Ao trabalhar o texto de Rousseau com os alunos, é interessante fazer um trabalho cuidadoso de interpretação, já que os estilos de linguagem e a hierarquia das ideias em um texto do século XVIII podem se apresentar de forma um pouco difícil para os jovens alunos. Vale a pena explicar que a liberdade, para Rousseau, era um bem extremamente valioso. Diversos estudiosos, incluindo filósofos contemporâneos, se propõem a estudar e a interpretar a noção de liberdade em Rousseau. Silvia Gombi Borges dos Santos destaca que: "Conciliar liberdade e autoridade - esta parece ser a tarefa a que se propôs Rousseau. Para ele, importa que o Estado se constitua de tal forma que, além de oferecer proteção e segurança, garanta o exercício da liberdade." In: Notas sobre o conceito de liberdade em Rousseau. Síntese: Revista de Filosofia. Belo Horizonte, v. 27, n. 89, 2000. Disponível em: http://faje.edu.br/periodicos2/index.php/Sintese/article/view/736/1169. Acesso em: 20 fev. 2016.

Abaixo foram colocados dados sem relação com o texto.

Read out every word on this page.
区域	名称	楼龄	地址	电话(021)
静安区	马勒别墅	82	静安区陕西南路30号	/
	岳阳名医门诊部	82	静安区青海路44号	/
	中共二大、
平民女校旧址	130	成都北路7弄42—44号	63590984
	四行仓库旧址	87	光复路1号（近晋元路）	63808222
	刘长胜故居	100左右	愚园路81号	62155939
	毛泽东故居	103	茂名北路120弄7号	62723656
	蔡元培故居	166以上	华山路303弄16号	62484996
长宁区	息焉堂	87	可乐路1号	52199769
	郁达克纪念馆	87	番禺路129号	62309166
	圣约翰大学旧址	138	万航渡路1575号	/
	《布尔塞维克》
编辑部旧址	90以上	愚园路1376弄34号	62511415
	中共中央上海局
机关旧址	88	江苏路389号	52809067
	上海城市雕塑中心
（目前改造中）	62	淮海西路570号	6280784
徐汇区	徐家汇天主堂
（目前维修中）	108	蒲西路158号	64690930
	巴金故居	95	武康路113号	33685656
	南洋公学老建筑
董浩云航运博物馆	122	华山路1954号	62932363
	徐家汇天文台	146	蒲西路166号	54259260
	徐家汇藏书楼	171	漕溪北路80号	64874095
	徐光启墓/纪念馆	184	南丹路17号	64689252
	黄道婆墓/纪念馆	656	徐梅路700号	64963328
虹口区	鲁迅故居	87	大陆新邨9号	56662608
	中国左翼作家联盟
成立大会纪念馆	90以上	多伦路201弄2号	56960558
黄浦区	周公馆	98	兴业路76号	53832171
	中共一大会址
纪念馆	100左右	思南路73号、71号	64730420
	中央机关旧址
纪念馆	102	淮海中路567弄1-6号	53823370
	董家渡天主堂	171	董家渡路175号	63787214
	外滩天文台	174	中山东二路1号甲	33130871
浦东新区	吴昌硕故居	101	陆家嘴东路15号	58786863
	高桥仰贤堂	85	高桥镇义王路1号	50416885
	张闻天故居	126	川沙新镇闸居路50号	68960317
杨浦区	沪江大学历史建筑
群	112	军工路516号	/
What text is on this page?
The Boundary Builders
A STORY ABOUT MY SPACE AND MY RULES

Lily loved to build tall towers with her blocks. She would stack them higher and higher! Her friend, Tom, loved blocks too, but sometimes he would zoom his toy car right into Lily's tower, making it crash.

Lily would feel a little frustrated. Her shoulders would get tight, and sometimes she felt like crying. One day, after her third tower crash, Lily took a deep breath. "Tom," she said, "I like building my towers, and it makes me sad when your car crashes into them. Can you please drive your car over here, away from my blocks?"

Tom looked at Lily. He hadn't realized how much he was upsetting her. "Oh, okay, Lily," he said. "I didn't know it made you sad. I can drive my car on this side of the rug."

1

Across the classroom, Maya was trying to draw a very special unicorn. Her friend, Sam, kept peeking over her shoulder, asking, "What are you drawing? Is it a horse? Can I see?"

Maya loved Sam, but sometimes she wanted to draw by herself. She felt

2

b) Como vimos na resposta ao item anterior desta atividade, conciliar liberdade e autoridade era uma das preocupações do pensamento de Rousseau. Desse modo, é possível dizer que, para Rousseau, essa conciliação seria alcançada com o estabelecimento do contrato social.

c) Rousseau considerava que os indivíduos, por meio de sua livre vontade, criavam as leis e organizavam a sociedade. A vontade geral, desse modo, representa o movimento da sociedade que, dentro do contrato social, se organiza para elaborar as leis. Essas leis, sempre baseadas no interesse comum, limitavam a liberdade civil, mas esta, por sua vez, era mais vantajosa que a liberdade natural dos homens.